Die neue Welt der Angela Merkel ist keine schöne neue Welt. Sie ist vielleicht keine Welt voller Hexen, aber voller bösen Buben. Merkel ist ihrer Schutzburg, der Großen Koalition, beraubt. Die Große Koalition bot der Kanzlerin drei große Vorteile:

  • Erstens hatte sie es mit vier bis fünf sehr guten und sehr erfahrenen Spitzenpolitikern der SPD zu tun, die über Regierungserfahrung verfügten, über den Schaumkronen der tosenden SPD solide Politik mit ihr machten und Absprachen einhielten. Das galt für die Schlüsselminister Peer Steinbrück, Frank-Walter Steinmeier und Ulla Schmidt ebenso wie für die jeweiligen SPD-Vorsitzenden. Ja, selbst auf Bärbeiß Peter Struck, der sie für ihre Führungsschwäche verhöhnte und sich einen Gerhard Schröder zurückwünschte, selbst auf ihn und seine solide Zusammenarbeit mit dem Kollegen Volker Kauder konnte sie sich immer verlassen. Das ist ein erster Unterschied zu jetzt.
  • Zweitens bot ihr die SPD ein breites Kreuz, hinter dem sie sich vor ihren eigenen Leuten jederzeit prima verstecken konnte. Gab es ein Thema, bei dem sie eine Meinung hatte, die von der ihrer Leute abwich, konnte sie treuherzig die Augen aufschlagen, in Richtung SPD zeigen und wie der Fischer im Märchen seufzen: Ich würde ja gerne, "aber meine Frau, die Ilsebill, die will nicht, als ich wohl will!"
  • Drittens handelte es sich bei aller allgemeinen Zerfledderung bei der SPD immer noch um eine eindeutige Volkspartei, die nicht das Partikularinteresse, sondern, pathetisch gesagt, ebenso wie die Union das Gemeinwohl im Blick hatte. Jedenfalls viel mehr als die FDP, die sich binnen weniger Wochen als beinahe schamlos offen agierende Klientelpartei entpuppt.

Die neuen äußeren Umstände, in denen sich Angela Merkel nun befindet, wirken sich auch aus auf ihre innerparteiliche Machtposition. Mit einem Mal wirkt die Kanzlerin nicht mehr so stark wie vorher. Manche fragen sich schon, ob man sie bisher womöglich eher überschätzt als unterschätzt hat.

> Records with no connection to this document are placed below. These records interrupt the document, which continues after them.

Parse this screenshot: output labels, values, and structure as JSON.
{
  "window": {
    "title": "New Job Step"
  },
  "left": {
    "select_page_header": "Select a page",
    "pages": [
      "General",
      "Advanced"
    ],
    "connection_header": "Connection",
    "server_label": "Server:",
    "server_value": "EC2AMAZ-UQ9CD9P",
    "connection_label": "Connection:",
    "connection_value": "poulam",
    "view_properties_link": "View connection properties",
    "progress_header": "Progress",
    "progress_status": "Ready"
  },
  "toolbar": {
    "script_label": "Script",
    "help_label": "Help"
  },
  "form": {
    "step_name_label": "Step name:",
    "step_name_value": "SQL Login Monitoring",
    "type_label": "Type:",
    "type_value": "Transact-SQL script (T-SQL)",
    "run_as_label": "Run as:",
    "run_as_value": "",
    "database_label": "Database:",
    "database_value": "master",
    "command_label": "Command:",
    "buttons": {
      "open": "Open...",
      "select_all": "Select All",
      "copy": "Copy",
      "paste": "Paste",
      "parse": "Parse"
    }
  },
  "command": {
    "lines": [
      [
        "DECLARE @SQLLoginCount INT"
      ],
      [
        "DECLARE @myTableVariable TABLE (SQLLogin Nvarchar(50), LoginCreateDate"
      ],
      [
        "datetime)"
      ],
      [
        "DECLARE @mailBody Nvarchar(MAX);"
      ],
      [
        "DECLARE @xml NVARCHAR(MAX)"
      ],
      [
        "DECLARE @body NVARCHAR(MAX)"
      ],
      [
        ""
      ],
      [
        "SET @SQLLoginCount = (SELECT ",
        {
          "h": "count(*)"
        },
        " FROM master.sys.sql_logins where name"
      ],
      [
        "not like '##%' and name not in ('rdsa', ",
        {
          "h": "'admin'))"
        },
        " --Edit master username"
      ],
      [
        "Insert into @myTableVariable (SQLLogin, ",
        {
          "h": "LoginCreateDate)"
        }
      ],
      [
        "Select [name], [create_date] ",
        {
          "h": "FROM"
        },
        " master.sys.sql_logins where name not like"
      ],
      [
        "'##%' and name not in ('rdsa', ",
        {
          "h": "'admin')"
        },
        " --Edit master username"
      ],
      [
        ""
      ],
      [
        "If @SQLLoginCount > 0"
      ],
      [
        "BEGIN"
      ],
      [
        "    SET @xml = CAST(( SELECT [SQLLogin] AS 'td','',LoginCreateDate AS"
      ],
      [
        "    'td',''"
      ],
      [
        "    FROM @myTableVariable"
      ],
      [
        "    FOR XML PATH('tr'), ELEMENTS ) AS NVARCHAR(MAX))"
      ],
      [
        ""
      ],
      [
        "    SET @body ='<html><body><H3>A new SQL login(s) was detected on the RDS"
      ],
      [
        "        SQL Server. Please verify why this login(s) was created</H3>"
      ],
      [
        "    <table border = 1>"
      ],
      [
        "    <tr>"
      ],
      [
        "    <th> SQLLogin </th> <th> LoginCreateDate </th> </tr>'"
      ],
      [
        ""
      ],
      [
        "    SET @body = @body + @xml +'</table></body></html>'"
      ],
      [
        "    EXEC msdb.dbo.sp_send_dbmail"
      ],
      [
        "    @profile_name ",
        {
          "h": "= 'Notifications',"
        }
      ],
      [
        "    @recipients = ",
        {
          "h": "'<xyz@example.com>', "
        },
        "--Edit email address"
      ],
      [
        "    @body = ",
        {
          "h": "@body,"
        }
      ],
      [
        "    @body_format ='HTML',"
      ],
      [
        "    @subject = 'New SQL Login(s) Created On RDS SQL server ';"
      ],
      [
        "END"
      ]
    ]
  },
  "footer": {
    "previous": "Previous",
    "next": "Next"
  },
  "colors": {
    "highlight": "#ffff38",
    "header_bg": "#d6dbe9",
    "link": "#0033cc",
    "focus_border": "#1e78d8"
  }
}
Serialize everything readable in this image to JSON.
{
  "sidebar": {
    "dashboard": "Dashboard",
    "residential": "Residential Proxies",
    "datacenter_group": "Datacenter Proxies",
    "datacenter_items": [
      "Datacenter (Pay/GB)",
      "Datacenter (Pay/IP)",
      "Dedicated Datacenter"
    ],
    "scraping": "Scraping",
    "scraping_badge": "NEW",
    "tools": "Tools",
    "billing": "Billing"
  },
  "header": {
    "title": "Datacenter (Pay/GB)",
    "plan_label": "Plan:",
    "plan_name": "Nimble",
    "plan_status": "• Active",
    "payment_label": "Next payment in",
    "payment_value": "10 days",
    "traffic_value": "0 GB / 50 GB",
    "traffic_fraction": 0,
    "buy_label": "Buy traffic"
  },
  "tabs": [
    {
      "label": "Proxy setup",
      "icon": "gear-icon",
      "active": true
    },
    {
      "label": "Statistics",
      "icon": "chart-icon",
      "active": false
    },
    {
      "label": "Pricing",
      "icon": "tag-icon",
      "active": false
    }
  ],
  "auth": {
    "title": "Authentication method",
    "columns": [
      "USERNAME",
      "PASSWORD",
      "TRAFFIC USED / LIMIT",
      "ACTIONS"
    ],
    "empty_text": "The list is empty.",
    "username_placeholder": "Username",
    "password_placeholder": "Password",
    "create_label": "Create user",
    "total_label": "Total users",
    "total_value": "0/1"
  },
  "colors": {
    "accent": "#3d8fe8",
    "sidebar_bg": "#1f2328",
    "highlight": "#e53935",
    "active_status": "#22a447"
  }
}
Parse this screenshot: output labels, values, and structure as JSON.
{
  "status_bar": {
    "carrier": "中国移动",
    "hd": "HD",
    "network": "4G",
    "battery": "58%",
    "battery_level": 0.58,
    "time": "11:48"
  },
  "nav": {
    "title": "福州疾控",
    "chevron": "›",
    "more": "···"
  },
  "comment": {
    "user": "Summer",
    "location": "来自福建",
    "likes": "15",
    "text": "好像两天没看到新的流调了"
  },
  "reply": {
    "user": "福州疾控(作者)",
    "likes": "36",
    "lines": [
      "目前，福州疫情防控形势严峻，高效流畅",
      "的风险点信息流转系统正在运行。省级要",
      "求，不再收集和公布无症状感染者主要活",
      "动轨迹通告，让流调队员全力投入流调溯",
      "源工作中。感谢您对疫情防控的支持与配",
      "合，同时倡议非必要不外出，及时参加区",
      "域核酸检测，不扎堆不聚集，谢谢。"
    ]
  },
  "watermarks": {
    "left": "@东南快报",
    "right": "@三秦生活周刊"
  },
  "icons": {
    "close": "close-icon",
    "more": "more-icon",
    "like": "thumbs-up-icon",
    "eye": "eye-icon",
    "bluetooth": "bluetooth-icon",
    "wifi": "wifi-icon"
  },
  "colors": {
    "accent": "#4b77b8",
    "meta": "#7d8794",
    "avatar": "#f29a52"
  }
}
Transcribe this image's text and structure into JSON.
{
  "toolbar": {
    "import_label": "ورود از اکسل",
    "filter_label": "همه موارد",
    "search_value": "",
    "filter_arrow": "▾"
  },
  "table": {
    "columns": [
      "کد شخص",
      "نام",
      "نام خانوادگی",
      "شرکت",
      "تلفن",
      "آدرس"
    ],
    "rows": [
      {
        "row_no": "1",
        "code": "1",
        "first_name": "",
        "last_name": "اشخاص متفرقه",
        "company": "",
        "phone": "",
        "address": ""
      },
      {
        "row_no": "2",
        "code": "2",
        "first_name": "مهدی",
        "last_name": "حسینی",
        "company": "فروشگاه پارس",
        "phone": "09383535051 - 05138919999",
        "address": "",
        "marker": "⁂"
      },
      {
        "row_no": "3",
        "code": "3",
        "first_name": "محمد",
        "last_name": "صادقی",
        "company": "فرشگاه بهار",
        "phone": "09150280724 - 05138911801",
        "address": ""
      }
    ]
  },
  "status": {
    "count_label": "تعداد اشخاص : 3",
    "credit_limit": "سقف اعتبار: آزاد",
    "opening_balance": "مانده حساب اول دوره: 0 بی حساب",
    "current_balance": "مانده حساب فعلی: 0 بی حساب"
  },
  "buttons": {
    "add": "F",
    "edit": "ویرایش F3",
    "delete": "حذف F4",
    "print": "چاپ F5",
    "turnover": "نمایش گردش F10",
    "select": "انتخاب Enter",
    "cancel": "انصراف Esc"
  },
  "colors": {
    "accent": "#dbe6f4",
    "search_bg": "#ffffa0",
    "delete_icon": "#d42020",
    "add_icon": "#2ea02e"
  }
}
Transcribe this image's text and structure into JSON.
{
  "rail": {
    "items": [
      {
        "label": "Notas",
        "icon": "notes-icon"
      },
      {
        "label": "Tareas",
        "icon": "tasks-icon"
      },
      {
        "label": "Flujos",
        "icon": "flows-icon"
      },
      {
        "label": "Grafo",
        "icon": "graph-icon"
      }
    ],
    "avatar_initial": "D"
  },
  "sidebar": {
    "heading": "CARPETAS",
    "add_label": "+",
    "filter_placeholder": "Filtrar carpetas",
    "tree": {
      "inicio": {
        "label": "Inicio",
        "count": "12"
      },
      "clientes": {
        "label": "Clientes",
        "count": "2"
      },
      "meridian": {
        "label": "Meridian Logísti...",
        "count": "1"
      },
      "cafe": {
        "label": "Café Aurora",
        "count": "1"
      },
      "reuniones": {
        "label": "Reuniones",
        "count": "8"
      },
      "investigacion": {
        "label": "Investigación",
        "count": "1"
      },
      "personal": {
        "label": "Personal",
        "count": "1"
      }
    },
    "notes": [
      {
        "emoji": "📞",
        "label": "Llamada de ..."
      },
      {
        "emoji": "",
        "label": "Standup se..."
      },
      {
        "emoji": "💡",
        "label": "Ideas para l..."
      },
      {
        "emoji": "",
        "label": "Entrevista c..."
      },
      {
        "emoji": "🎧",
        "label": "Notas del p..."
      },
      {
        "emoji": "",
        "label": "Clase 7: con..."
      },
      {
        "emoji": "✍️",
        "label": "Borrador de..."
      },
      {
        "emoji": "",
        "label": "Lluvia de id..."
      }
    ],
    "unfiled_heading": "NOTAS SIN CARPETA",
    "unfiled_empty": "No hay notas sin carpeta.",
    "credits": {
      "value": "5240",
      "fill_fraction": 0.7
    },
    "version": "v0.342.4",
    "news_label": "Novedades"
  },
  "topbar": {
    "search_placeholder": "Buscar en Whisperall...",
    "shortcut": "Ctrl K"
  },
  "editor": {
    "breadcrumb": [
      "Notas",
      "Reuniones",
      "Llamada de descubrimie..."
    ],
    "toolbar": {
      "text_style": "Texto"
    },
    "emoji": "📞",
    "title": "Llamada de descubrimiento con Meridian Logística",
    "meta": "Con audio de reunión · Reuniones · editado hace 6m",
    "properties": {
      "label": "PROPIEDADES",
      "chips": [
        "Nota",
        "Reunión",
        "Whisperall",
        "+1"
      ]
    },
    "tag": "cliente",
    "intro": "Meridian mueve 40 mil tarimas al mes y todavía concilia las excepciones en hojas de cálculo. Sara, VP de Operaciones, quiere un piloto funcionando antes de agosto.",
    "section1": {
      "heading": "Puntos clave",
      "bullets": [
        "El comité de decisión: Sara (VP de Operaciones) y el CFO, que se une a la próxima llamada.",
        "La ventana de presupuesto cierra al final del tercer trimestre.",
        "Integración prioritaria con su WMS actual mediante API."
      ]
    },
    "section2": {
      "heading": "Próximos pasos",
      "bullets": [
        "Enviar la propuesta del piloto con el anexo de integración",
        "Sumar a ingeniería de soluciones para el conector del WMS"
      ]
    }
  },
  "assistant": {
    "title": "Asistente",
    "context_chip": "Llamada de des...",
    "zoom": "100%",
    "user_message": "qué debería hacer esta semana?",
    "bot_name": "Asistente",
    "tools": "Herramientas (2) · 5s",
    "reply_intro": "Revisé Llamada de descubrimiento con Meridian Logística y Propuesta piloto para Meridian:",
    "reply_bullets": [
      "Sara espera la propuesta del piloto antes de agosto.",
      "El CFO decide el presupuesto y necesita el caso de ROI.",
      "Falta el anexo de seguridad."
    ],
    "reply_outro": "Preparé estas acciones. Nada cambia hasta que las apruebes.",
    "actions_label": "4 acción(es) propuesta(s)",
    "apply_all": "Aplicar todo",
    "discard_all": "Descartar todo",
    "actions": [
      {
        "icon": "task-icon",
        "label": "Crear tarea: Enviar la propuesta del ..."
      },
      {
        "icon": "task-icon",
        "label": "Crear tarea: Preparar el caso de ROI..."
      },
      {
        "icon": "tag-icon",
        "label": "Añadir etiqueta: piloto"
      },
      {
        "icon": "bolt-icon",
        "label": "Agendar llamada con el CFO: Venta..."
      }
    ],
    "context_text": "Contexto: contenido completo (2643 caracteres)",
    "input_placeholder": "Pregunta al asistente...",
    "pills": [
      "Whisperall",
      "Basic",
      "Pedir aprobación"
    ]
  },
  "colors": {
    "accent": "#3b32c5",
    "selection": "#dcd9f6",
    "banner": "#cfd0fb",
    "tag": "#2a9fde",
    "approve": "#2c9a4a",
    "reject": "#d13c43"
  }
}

Politik ist ein archaisches Instinktgeschäft. Innerparteiliche Kritiker merken, dass ein Tabu gebrochen ist oder dabei ist zu brechen. Früher gab es das Tabu, dass sich niemand in der Union offen gegen Merkel stellt, und es gab Josef Schlarmann. Schlarmann, Chef der CDU-Mittelstandsvereinigung, war über viele Jahre der einzige, der sich wieder und wieder traute, Merkel Widerworte zu geben. Er war in seiner Einsamkeit und seinem zur Rolle erstarrten Handeln und Reden aber relativ ungefährlich für die Kanzlerparteichefin.

Offen, direkt, konfrontativ, streitlustig

Inzwischen gibt es neben Josef Schlarmann noch Erika Steinbach und Martin Lohmann. Erika Steinbach hat mit Merkel dem Kampf um ihren Sitz im Beirat der Vertriebenenstiftung aufgenommen. Deren Versuch, ein Doppelspiel über die Bande der FDP zu spielen, wird durch die Beharrlichkeit von Frau Steinbach zunehmend entlarvt.

Martin Lohmann, Sprecher des von ihm maßgeblich initiierten Arbeitskreises Engagierter Katholiken in der CDU (AEK), zwingt Merkel dazu, über das C, das christlich Konservative in der CDU, zu sprechen.

Man muss weder die Ansichten von Herrn Lohmann noch die Unbeirrbarkeit von Frau Steinbach teilen oder für richtig halten. Aber fest steht, dass sich in der CDU eine Art von säkularer Aufklärung abspielt und die Unzufriedenen den Mut aufbringen, sich ihres eigenen Verstandes zu bedienen: offen, direkt, konfrontativ, streitlustig. Bisher gab es in der Union nur ab und an das vergiftete Kompliment des einen oder anderen Ministerpräsidenten. Diese verdruckste Kritik war schon die höchste Form der innerparteilichen Auseinandersetzung.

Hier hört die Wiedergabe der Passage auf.